To see the effect of this use declaration, let’s inspect
our workspace:
ls()## [1] "seq"
seq## <module: ./bio/seq>
We have used the module’s fully qualified name to load it. But, as
shown by ls, loading the module this way only introduces a
single new name into the current scope, the module itself, identified by
its proper (non-qualified) name.
To see which names a module exports, we use ls again,
this time on the module itself:
ls(seq)## [1] "is_valid" "revcomp" "seq" "table"
It appears that seq exports 4 different names. To access
exported names, we use the $ operator:
seq$is_valid allows us to use the first function in the
list of exported names. We can also display the interactive help for
individual names using the box::help function, e.g.:
box::help(seq$revcomp)Now let’s actually use the module. The seq
function inside the dna/seq module constructs a set of
(optionally named) biological sequences:
s = seq$seq(
gene1 = 'GATTACAGATCAGCTCAGCACCTAGCACTATCAGCAAC',
gene2 = 'CATAGCAACTGACATCACAGCG'
)
seq$is_valid(s)## [1] TRUE
s## 2 DNA sequences:
## >gene1
## GATTACAGATCAGCTCAGCACCTAGCA...
## >gene2
## CATAGCAACTGACATCACAGCG
Note how we automatically get pretty-printed (FASTA) output
because the print method (which gets called implicitly
here) is specialised for the 'bio/seq' S3 class in the
bio/seq module (prefixing S3 classes inside modules with
the full module name is a convention to avoid name clashes of S3
classes):
getS3method('print', 'bio/seq')## function (x) {
## box::use(stringr[str_trunc])
##
## if (is.null(names(x))) names(x) = paste('seq', seq_along(x))
##
## cat(
## sprintf('%d DNA sequence%s:\n', length(x), if (length(x) == 1L) '' else 's'),
## sprintf(' >%s\n %s\n', names(x), str_trunc(x, 30L)),
## sep = ''
## )
## invisible(x)
## }
## <environment: 0x7fa5beb20630>
The source code for print.bio/seq contains an
interesting use declaration. It show-cases an alternative
way of invoking box::use, which we’ll explore now.
Let’s have a look at alternative ways of using modules.
To start, let’s unload the bio/seq module …

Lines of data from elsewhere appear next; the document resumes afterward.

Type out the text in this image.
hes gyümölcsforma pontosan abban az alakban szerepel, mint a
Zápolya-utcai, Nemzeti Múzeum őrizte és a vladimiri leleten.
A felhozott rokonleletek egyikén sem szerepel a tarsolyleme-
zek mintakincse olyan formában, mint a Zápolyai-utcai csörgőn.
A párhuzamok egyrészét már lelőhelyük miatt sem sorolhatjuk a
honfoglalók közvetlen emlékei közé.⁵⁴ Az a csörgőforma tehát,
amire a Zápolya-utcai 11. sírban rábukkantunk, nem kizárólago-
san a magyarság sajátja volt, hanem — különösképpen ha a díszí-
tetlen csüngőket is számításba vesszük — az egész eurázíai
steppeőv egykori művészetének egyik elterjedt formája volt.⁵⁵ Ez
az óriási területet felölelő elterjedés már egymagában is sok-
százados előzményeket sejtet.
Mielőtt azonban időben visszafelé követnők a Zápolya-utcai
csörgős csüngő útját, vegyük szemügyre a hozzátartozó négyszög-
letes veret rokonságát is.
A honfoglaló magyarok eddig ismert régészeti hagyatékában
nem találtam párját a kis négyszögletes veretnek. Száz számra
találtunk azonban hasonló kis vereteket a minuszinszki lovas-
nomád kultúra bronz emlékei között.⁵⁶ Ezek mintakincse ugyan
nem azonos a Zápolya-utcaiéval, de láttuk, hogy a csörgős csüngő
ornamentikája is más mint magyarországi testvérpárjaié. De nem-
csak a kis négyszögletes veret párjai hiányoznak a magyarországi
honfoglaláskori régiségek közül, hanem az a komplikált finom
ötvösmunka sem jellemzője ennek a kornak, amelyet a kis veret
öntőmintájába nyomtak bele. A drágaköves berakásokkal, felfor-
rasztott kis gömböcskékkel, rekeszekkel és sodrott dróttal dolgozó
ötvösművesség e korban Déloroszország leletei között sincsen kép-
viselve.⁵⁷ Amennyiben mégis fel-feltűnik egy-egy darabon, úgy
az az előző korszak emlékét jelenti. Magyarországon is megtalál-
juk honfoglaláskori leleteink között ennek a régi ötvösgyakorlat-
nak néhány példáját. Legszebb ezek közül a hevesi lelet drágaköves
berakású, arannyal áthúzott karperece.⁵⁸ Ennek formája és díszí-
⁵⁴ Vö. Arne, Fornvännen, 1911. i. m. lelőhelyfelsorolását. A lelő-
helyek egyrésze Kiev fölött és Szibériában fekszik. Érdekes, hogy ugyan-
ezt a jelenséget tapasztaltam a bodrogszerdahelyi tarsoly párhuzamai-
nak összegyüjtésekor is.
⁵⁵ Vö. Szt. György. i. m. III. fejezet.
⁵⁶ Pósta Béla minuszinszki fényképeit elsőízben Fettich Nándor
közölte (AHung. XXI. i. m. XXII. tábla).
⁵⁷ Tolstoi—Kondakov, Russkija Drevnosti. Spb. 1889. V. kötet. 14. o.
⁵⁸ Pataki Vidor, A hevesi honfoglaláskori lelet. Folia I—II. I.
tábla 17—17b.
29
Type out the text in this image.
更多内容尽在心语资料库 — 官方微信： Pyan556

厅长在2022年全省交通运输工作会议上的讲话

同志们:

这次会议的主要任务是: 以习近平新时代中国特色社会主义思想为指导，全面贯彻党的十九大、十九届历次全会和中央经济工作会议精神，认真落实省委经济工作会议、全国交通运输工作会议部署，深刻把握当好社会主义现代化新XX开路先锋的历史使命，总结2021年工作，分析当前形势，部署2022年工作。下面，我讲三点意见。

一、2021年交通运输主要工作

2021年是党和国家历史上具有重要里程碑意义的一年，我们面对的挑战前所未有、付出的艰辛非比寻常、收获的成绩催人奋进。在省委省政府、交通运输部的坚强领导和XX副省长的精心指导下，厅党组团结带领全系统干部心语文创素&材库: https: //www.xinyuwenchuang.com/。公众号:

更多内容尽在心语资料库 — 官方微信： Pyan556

box::unload(seq)… and load it again, via a different route:
options(box.path = getwd())
box::use(bio/seq[revcomp, is_valid])After unloading the already loaded module,
options(box.path = …) sets the module search path: this is
where box::use searches for modules. If more than one path
is given, box::use searches them all until a module of
matching name is found. This works analogously to how
.libPaths operates on R packages.
The box::use directive can now use bio/seq
instead of ./bio/seq as the module name: rather than a
relative name we specify a global name. In this example we set
the search path to the current working directory but in normal usage it
would be a global library location, e.g. (following the XDG
base directory specification) ~/.local/R/modules on
Linux.
Note that non-local module names must be
fully qualified, nested modules: box::use(foo/bar) works,
box::use(bar) does not (instead, it is assumed that
bar refers to a package)!
In the declaration above we use [revcomp] to specify
that the revcomp name from the bio/seq module
should be attached in the calling environment. The […] part
is an attach specification: a comma-separated list of names
inside the parentheses specifies which names to attach. The special
symbol ... specifies that all exported names
should be attached. This has an effect similar to conventional package
loading via library (or attaching an
environment): all the attached names are now available for direct use
without necessitating the seq$ qualifier:
is_valid(s)## [1] TRUE
revcomp(s)## 2 DNA sequences:
## >gene1
## GTTGCTGATAGTGCTAGGTGCTGAGCT...
## >gene2
## CGCTGTGATGTCAGTTGCTATG
However, unlike the attach function, module attachment
happens in the current, local scope only.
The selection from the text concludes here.